Mother, father, 2 brothers and a sister all came in and out to say hello to the American monk and his New Yorker friend. We ate a perfect meal of spaghetti Bolognese with a Limoncello chaser accompanied by hilarious conversation between Italian and English. We took our leave and went into the city of Naples for the afternoon.

I first heard of the Bay of Naples, in Ireland. In college my backpacker friend Karen and I stopped in the town of Dalkey enroute to Dublin, and there saw a view of the Irish sea that was widely claimed to rival the beauty of the Bay of Naples. And lo so many years later now, I was looking at the original itself. It is stunning, from many angles.

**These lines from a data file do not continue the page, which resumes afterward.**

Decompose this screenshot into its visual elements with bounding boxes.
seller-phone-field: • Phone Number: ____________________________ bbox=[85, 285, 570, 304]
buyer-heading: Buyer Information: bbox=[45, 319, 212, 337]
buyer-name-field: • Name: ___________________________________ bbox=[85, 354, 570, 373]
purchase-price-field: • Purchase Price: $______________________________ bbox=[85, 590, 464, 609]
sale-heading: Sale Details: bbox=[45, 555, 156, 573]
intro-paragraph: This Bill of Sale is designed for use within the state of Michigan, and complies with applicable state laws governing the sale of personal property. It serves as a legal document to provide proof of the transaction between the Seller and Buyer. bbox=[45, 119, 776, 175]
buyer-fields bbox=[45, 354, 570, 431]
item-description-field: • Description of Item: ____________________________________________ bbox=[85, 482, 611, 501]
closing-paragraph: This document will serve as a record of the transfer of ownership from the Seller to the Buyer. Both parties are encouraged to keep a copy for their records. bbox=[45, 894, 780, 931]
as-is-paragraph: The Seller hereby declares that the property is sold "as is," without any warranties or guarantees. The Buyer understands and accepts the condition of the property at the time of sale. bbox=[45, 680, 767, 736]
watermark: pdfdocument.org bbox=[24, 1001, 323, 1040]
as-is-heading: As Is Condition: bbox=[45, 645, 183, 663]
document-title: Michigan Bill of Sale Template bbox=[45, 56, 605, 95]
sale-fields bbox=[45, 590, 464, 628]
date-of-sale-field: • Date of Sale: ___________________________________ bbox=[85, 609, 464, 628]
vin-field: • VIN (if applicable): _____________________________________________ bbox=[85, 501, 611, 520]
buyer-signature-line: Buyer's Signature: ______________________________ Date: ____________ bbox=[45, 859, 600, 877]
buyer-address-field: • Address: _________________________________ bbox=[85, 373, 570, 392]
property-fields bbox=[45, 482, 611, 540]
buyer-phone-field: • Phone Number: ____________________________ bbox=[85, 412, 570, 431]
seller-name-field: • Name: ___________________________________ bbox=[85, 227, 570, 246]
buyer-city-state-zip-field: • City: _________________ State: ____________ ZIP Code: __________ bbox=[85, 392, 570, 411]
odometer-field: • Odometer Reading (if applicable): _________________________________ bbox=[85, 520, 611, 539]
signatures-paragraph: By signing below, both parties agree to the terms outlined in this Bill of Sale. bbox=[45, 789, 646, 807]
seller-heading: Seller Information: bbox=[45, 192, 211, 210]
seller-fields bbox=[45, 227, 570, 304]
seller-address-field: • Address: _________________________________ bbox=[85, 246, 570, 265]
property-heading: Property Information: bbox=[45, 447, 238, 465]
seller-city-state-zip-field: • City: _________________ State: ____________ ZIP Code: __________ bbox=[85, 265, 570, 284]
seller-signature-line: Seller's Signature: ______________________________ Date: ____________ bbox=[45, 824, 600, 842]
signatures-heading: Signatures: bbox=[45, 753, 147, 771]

It was time to get back to Amalfi, and that meant driving on some of that extraordinary coast road in the pitch dark. Taking all those hairpin turns in the dark caused a disorienting sensation. The motion of the turns, punctuated by intermittent oncoming headlights, made me feel like we were in a giant pinball machine.

Switchback after switchback upon dizzying turns started to have a hypnotic effect on us both, more problematic for Cad than me. And there was a slightly sickening sensation that a mistake on Cad’s part would put us over the edge and into the final infinite.

But Cadfael’s skill triumphed as usual, and we lived to travel another day.